Task on DLA blocks memory access


We have a program that runs multiple TensorRT models concurrently. Each engine is on its own stream (created with cudaStreamNonBlocking), every cudaMemcpy is a cudaMemcpyAsync, and every H->D or D->H transfer uses pinned host memory. Thus, when the models are placed on the GPU, it works correctly and we observe nicely concurrent operation.

However, when one of the engine has its layers placed on the DLA, memory transfers that shouldn’t block suddenly do. Any cudaMemcpy, async or not, pinned or not, blocks while the DLA task is running. As soon as the DLA finishes its batch, the memcpy goes through. This makes the DLA impossible to use with our program.

If this is a known issue, or I’m missing something, please let me know. If it doesn’t sound familiar, I can write up a minimal program to reproduce the issue and post NSight Systems logs.

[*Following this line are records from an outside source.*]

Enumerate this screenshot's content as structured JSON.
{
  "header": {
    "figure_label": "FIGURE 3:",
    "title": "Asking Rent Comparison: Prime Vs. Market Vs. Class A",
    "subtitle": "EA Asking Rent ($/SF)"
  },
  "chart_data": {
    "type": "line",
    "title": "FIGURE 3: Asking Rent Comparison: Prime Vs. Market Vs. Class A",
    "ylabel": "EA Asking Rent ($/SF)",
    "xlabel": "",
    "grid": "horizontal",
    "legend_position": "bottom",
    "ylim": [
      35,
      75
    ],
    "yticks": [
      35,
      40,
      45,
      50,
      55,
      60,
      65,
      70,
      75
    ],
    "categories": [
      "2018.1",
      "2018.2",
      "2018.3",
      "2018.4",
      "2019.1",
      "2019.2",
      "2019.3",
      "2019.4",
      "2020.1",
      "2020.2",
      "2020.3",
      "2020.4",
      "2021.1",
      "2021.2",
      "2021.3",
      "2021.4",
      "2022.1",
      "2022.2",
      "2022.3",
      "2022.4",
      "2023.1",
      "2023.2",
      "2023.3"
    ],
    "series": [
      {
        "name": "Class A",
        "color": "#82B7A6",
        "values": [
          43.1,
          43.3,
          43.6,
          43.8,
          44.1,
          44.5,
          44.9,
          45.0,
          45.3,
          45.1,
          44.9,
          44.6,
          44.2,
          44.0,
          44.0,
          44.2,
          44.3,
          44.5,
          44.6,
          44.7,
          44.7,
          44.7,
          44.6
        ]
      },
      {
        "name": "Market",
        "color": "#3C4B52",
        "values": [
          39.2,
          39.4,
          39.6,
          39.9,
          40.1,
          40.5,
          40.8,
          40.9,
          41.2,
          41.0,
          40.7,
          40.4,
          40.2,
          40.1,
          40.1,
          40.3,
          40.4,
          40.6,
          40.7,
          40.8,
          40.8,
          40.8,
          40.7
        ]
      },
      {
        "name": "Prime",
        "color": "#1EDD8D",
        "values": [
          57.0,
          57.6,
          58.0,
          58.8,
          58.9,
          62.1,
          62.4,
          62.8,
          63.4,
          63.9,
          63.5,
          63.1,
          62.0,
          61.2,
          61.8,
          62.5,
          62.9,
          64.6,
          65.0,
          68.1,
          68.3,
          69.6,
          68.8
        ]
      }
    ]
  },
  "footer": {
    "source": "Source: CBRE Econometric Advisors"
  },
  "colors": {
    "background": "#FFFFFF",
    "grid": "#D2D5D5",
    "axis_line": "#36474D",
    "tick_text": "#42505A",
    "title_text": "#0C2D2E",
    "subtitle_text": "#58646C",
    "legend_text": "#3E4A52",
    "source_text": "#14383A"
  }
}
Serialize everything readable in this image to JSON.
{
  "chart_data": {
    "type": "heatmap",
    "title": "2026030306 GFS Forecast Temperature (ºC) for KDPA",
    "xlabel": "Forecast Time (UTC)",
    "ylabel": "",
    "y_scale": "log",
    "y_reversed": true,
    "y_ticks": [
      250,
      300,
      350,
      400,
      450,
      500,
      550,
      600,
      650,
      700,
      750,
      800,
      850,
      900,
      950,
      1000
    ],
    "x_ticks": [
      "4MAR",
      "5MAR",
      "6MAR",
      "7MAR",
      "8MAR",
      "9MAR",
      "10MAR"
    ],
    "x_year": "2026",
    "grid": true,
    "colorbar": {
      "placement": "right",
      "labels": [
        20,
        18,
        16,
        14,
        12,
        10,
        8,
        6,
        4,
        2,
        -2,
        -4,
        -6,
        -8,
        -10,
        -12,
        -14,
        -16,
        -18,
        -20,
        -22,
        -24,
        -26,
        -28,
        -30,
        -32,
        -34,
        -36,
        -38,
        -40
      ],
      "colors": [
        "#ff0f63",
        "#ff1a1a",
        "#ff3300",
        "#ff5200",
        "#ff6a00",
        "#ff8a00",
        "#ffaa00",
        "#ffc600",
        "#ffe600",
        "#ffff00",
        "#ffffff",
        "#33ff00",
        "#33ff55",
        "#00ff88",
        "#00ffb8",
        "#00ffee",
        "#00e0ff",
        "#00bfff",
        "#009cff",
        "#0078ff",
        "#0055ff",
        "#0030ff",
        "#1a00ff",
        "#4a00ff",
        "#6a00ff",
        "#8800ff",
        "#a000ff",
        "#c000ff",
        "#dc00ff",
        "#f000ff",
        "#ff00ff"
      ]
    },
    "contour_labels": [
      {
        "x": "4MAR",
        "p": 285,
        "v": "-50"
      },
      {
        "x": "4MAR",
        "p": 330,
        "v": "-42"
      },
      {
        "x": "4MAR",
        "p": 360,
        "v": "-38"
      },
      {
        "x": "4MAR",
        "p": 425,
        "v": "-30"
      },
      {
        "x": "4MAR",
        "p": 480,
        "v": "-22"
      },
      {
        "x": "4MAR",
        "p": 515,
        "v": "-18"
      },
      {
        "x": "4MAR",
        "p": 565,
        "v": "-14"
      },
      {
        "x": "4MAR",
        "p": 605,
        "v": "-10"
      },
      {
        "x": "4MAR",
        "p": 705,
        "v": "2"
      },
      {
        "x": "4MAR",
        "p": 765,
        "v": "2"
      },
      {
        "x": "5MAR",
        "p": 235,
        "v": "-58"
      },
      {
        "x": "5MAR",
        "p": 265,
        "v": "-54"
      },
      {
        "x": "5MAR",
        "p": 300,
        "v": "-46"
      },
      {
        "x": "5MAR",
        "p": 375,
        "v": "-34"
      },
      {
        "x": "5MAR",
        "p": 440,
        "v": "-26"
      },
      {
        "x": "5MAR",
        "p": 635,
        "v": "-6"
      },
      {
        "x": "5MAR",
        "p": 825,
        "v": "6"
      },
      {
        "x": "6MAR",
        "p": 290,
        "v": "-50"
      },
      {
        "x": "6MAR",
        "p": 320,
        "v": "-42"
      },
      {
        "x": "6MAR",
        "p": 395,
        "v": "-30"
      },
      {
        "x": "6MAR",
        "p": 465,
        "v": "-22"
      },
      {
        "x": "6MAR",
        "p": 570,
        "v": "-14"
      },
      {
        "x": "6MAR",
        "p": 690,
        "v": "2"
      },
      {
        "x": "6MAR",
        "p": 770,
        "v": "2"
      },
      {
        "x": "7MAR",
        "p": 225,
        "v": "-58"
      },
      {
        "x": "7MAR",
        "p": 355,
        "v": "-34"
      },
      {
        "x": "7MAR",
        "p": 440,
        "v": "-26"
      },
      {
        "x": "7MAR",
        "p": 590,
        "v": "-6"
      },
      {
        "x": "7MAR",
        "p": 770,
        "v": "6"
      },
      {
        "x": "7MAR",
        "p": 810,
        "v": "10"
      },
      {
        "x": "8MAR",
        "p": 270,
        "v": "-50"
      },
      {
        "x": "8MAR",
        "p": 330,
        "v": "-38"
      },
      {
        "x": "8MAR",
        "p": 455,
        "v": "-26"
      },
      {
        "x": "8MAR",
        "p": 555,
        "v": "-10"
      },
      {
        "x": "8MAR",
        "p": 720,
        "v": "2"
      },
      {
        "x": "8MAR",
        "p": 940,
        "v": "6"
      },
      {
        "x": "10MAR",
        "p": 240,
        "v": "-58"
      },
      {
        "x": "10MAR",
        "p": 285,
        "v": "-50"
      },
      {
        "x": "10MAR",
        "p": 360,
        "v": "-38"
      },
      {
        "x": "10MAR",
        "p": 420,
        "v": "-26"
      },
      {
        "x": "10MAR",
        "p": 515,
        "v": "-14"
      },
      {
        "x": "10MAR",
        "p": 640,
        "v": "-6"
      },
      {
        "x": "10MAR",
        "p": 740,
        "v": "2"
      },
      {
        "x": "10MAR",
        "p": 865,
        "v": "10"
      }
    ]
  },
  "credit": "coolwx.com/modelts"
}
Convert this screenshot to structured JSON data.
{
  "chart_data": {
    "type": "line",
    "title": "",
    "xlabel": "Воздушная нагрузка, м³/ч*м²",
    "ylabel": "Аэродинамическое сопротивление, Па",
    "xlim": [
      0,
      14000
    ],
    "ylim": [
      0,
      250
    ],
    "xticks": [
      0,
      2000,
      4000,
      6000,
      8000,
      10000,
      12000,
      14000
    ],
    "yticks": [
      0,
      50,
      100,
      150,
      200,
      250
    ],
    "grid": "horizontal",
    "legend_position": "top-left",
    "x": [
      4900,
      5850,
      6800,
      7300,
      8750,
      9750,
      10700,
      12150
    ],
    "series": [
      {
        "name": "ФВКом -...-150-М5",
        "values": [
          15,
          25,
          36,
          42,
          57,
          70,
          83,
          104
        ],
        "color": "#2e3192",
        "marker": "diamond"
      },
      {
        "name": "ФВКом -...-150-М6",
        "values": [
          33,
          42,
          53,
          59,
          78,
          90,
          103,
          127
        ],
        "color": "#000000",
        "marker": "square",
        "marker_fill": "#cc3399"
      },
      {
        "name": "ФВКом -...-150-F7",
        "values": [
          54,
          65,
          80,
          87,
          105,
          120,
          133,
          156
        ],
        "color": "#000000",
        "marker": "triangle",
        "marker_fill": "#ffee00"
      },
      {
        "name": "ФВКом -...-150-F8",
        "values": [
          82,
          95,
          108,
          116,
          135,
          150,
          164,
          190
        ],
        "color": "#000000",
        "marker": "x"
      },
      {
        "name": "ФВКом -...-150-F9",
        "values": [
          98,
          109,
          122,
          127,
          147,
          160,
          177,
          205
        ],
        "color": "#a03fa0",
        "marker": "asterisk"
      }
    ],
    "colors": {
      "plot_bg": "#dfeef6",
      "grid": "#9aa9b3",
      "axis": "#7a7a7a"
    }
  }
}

YES, it will be good if you can share a sample with us.

Oh jeez.

In the course of writing a minimal POC, I discovered that recording events (which nsight systems does) can serialize stream execution: https://devtalk.nvidia.com/default/topic/471043/cuda-programming-and-performance/stream-concurrency-or-lack-thereof-on-gtx-480/post/3349391/#3349391

Works fine when I don’t run the profiler.

How many hours of my life down the drain…?